Rhyme schemes are not used in a lot of your poems; how do you think this affects the way a poem is read or understood?

I'm not comfortable with end rhymes. I have a bias (fair or unfair) away from rhyming structures, unless they are French/imperfect rhyme schemes. When I see formal poems where the end rhymes are not pure, I tend to like them better. Most rhymes (in written poetry, as opposed to spoken word or poems meant for recitation) seem forced to me. There is an artifice to purposeful rhyming in written poetry that bothers me.

Interestingly, the rhymes in rap music and performance poetry don't bother me at all--I like their cleverness. It's an aspect of their showmanship that I don't think about as a poet on the page. That is, I write to be read before I write to be heard. I do readings, and I read well, but I'll never be a performance poet. I like things in black and white on a page. That's just my style. That doesn't mean there shouldn't be music, but for me, the music is in the metre and the word choices, not in end rhyme.

That being said, I do like to employ internal rhymes, depending upon the poem. I prefer sensory writing and natural rhythms to rhyme, except for the internal rhymes. I'm not much for symmetry or neatness, in that sense. My back yard is a woods--a crazy melange of trees and plants and underbrush. I like that chaos, I trust it. It's the same with my poems. I don't want to write words that are forced and unnatural.


How much of your poems are fact and how much fiction?

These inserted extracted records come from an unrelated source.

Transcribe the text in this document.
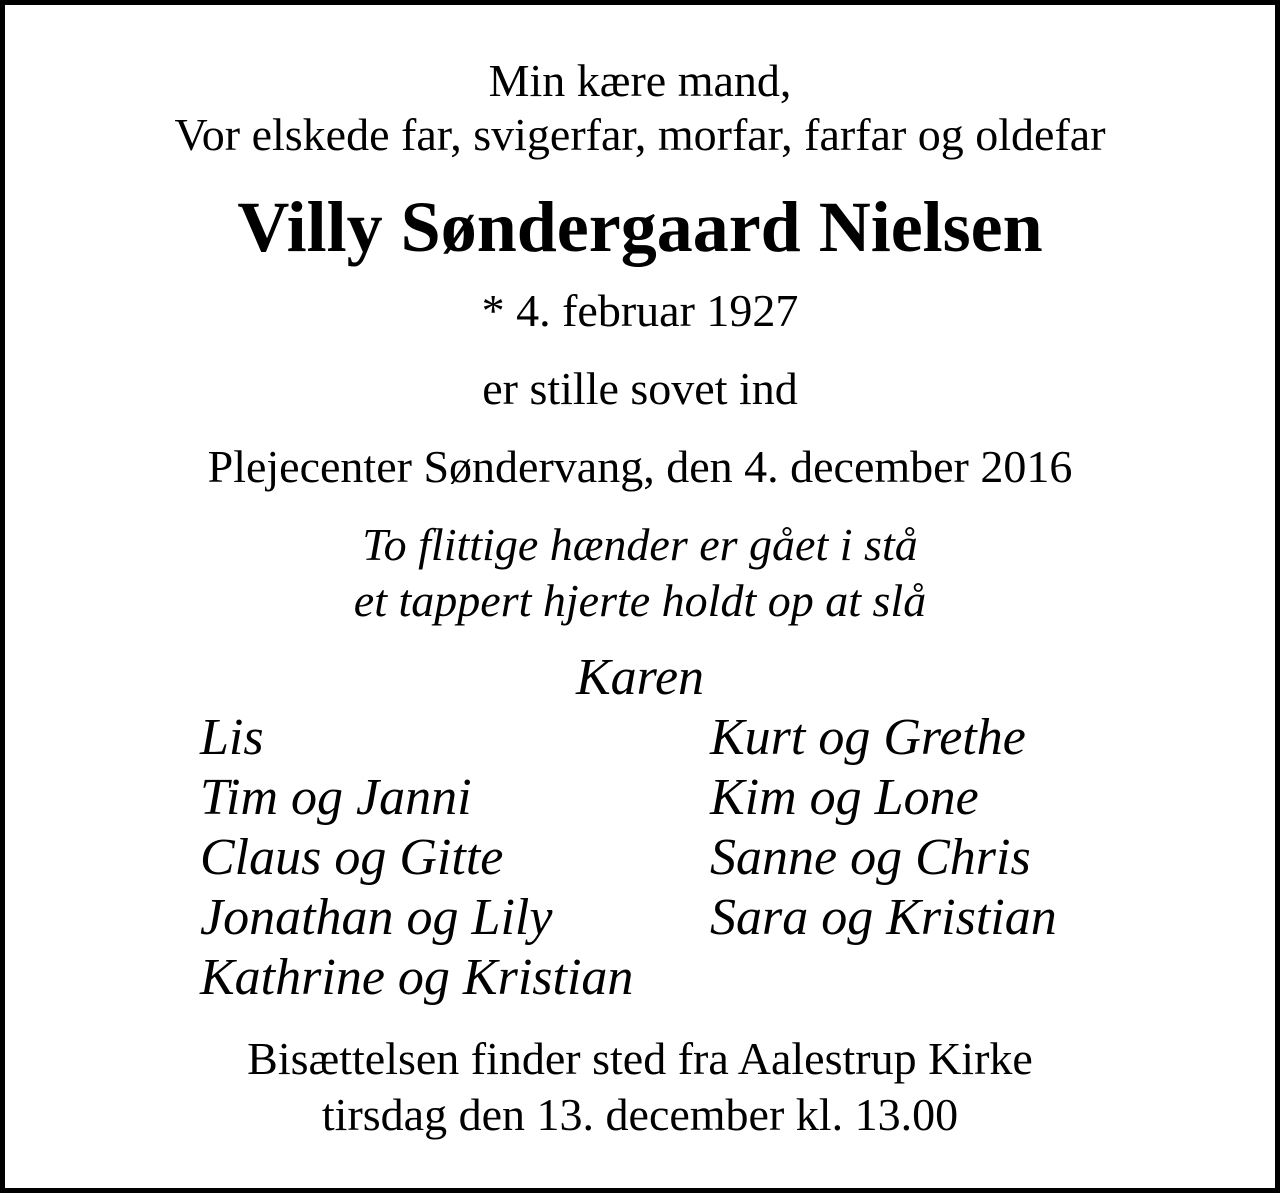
Min kære mand,
Vor elskede far, svigerfar, morfar, farfar og oldefar
Villy Søndergaard Nielsen
* 4. februar 1927
er stille sovet ind
Plejecenter Søndervang, den 4. december 2016
To flittige hænder er gået i stå
et tappert hjerte holdt op at slå
Karen
Lis
Tim og Janni
Claus og Gitte
Jonathan og Lily
Kathrine og Kristian
Kurt og Grethe
Kim og Lone
Sanne og Chris
Sara og Kristian
Bisættelsen finder sted fra Aalestrup Kirke
tirsdag den 13. december kl. 13.00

Good question. A lot of my poems are what I call "other people's stories." I write to capture what other people are unable to convey for themselves. I guess that's the journalist in me (I studied journalism at Columbia/Chicago in the late 80s). How does that relate to fiction? When you write about someone else's "stuff," you are bringing your own "stuff" to that interpretation. Inevitably, what results is a fiction, a hybrid of experience, part of it real, part of it imagined or relayed second-hand.

Now, the details in my poetry are mostly arrived at through first-hand experiences. I don't make them up. So you could say that my poems interweave both fact and fiction. Fiction accounts for the storytelling aspect, the factuality resides in the details.


What inspires you to write about the things you do?

I like the little things in life, the moments that most people are too "busy" to appreciate. Fine, let me do the appreciating, I'll get a poem out of it and then someone else can also enjoy the same moment, if vicariously, through my words. Me, I like field experience, I want to live my own life firsthand. It's a lost art form.


A lot of imagery is used in your poems; why did you choose these images, and how did you develop them?

I have to chuckle. My first drafts are always overwritten, the images pile onto one another like they are part of a giant compost pile. I let time, incubation and the pitchfork of revision turn them enough times, and the ones that persist after everything else has rotted away are the ones that last. So really, for me, the question is, how do you un-choose your images? I do that by letting attrition take its course. All the other images, they can appear again, elsewhere, so all is not lost.


The appearances of some of the poems look like poems, but when read they sound like a story. How did you choose the forms you used, and why did you choose them?

I was a fiction writer first (starting at age 4) and a journalist second (starting at age 12 or so?), there is little chance that I will ever write a poem that doesn't have its own narrative. Interestingly, people who read my fiction have said that it reads like poetry!

Of relation to this subject: Last weekend I was a featured reader at a local series, and I chose to read a mixture of poems and very short prose (under 300 words, but not prose poems). To me, and to the others, they sounded very different, back to back. Naturally, they look different, but to hear myself reading them out loud, there *were* distinctions.

As for choosing forms, I don't do this very well. I write first and choose form later, after the words are on the page. If I was forced to make a decision as important as form before I ever wrote something, I would never write anything. I find that notion restricting to creativity. I prefer to let the form emerge organically, then work it into shape and see where it goes.